The son of the architect, Edward Durell Stone, he graduated from Phillips Academy, and then went on to Yale, where he received a degree in Architectural Design. Later he served three years as a pilot in the U.S. Air Force. This allowed him to see the world and the "natural beauty of the land", which played a role in his decision to pursue landscape architecture. He received his master's degree of Landscape Architecture from the Graduate School of Design at Harvard University. Stone began his career in 1959. Initially, he practiced under another Fort Lauderdale architect, but soon became self-employed and founded EDSA. The firm began to prosper while collaborating on projects with Stone's father.

Stone's career continued after getting its boost in 1960 when he created his firm, Edward Durell Stone Jr. and Associates or EDSA. In 1991, it was unanimous opinion among interviewed principals of large and small firms that Stone's firm was among the top five.(Landscape Architecture, 60). Stone's work and career greatly impacted tourism and community-living in the United States, especially in Florida, as well as in the Caribbean and Europe.(Gillette, 75) In Landscape Architecture Magazine, Jane Brown Gillette reports that Stone realized what he wanted to do at age seventeen while attending a dinner dance at the Everglades Club in Palm Beach, Florida. Here the scenery within the building's courtyard affected him in such a way that would eventually have an effect on many landscapes throughout Florida and the Caribbean and on the profession of landscape architecture through his work.
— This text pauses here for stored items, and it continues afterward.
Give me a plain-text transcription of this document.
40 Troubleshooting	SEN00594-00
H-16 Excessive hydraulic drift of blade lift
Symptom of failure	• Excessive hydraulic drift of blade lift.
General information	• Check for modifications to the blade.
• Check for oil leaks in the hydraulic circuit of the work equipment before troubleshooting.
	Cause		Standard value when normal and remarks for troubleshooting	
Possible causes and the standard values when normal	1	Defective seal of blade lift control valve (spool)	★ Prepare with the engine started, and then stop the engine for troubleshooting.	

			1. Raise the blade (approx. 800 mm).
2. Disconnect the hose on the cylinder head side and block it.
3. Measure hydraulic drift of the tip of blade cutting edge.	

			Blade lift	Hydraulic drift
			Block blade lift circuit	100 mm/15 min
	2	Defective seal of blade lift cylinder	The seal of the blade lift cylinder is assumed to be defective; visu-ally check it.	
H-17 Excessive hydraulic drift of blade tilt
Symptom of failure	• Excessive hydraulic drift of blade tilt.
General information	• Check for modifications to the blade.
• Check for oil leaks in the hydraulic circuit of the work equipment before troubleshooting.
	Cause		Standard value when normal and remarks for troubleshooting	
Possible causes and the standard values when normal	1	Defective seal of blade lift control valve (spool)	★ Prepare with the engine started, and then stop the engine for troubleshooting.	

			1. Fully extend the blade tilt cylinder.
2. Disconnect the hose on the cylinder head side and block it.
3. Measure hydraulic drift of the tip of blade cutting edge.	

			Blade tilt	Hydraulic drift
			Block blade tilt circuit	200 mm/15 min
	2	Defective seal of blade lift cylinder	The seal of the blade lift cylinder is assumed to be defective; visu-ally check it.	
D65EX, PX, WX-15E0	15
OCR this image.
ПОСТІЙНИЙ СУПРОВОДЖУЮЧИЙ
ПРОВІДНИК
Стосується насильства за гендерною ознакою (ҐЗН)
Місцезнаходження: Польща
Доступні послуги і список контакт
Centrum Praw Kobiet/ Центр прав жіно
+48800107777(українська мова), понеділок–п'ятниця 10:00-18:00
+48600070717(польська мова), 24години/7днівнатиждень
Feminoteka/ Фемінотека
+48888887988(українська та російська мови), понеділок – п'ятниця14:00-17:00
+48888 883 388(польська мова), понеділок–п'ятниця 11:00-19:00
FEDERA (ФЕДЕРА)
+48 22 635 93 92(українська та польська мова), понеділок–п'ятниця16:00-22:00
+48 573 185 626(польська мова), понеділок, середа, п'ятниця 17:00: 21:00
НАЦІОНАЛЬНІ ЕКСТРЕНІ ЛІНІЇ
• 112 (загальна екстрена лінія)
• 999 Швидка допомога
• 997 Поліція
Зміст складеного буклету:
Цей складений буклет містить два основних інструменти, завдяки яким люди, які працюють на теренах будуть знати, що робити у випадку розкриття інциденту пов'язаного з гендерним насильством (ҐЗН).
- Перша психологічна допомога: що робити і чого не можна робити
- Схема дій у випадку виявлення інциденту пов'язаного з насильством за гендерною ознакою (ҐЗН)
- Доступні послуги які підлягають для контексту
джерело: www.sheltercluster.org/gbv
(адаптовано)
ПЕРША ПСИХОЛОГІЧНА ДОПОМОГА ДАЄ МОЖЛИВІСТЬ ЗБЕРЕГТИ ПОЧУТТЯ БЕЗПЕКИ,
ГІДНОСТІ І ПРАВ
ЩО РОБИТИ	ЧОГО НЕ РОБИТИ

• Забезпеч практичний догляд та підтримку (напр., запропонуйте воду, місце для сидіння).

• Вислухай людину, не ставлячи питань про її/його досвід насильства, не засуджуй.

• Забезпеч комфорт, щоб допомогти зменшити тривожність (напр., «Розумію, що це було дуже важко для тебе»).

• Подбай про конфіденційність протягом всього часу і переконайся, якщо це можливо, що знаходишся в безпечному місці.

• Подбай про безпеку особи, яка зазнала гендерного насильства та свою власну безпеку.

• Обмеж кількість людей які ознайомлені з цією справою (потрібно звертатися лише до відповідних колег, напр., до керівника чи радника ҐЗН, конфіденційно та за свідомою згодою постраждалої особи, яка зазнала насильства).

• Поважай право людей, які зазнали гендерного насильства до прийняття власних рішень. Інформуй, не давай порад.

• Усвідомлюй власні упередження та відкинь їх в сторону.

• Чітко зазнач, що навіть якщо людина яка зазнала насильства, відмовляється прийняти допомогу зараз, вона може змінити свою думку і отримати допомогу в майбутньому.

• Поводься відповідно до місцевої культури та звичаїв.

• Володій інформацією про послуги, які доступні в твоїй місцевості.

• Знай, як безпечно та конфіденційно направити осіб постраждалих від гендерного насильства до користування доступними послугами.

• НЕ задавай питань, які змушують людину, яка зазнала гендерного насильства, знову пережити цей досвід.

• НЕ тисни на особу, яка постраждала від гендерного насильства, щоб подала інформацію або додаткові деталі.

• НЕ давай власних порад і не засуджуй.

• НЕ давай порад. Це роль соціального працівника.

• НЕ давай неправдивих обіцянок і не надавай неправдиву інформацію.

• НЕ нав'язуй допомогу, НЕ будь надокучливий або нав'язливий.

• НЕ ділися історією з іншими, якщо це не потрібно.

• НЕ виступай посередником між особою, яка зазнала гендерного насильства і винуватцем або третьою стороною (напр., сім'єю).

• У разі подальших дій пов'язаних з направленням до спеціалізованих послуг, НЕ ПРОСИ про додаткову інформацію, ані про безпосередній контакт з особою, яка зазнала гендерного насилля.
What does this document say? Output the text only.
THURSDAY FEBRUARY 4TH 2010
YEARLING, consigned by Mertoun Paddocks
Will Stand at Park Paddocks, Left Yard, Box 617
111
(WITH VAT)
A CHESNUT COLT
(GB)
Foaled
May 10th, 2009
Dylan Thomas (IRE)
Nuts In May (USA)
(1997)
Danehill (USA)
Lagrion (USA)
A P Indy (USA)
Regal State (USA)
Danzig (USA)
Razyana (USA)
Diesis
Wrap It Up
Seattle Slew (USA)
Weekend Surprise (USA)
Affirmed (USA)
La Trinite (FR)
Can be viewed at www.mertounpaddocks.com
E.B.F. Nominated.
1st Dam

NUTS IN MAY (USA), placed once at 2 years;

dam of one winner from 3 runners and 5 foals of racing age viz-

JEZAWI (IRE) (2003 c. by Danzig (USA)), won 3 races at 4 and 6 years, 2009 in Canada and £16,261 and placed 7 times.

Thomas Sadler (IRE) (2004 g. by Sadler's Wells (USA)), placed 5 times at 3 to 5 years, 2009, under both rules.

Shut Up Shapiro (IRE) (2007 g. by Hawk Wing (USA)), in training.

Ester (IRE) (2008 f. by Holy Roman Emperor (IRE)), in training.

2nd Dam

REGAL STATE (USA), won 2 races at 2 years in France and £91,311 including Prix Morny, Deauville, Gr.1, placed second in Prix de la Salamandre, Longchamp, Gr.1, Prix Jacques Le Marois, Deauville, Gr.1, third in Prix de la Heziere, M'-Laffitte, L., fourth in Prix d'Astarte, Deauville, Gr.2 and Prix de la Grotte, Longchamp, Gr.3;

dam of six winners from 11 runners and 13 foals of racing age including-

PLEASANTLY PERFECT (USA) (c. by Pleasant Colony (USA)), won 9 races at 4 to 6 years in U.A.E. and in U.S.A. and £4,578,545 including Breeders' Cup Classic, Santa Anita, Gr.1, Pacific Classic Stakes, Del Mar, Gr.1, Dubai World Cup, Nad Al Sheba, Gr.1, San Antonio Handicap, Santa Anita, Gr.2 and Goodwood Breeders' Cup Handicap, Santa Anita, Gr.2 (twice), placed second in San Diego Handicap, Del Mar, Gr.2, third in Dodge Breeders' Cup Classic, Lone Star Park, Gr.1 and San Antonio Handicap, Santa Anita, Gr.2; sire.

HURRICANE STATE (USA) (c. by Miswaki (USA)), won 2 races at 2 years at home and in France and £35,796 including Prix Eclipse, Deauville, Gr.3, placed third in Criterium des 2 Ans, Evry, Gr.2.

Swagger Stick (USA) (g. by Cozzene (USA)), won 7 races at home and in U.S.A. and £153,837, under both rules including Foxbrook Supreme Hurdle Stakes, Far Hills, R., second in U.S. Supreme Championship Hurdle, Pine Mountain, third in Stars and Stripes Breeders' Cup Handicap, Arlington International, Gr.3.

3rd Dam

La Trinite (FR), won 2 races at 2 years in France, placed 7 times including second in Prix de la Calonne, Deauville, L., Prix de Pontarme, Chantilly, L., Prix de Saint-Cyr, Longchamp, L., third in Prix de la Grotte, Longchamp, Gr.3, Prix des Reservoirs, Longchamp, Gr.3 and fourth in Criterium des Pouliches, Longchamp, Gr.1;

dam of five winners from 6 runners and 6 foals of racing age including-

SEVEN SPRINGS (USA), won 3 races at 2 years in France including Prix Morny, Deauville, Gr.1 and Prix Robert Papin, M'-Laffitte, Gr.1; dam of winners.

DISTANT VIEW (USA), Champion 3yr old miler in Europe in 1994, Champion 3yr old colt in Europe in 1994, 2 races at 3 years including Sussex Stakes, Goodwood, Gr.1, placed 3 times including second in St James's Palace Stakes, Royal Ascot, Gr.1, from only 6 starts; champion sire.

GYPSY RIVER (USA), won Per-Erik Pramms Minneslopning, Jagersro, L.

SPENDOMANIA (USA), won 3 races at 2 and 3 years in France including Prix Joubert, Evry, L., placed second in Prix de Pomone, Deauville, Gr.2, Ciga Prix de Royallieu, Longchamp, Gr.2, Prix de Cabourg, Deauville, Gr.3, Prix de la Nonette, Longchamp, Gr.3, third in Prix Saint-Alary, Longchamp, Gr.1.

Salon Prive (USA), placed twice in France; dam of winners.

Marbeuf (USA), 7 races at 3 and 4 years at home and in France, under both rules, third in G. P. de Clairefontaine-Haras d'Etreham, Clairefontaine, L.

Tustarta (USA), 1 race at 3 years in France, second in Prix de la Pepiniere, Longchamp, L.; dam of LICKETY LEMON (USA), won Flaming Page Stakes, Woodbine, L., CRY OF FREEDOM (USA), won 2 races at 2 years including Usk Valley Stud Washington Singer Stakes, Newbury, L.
Stone was elected a Fellow of the American Society of Landscape Architects, and he received the 1994 ASLA Medal. The medal "is the highest honor the American Society of Landscape Architects (ASLA) may bestow upon a landscape architect whose lifetime achievements and contributions to the profession have had a unique and lasting impact on the welfare of the public and the environment."[1] Stone served three consecutive four-year terms on the U.S. Commission of Fine Arts, appointed by Presidents Nixon, Ford, and Carter, and he served as a consultant to the Committee for a More Beautiful Capital in Washington, D.C., and to the Governor's Conference on Environmental Quality in the State of Florida.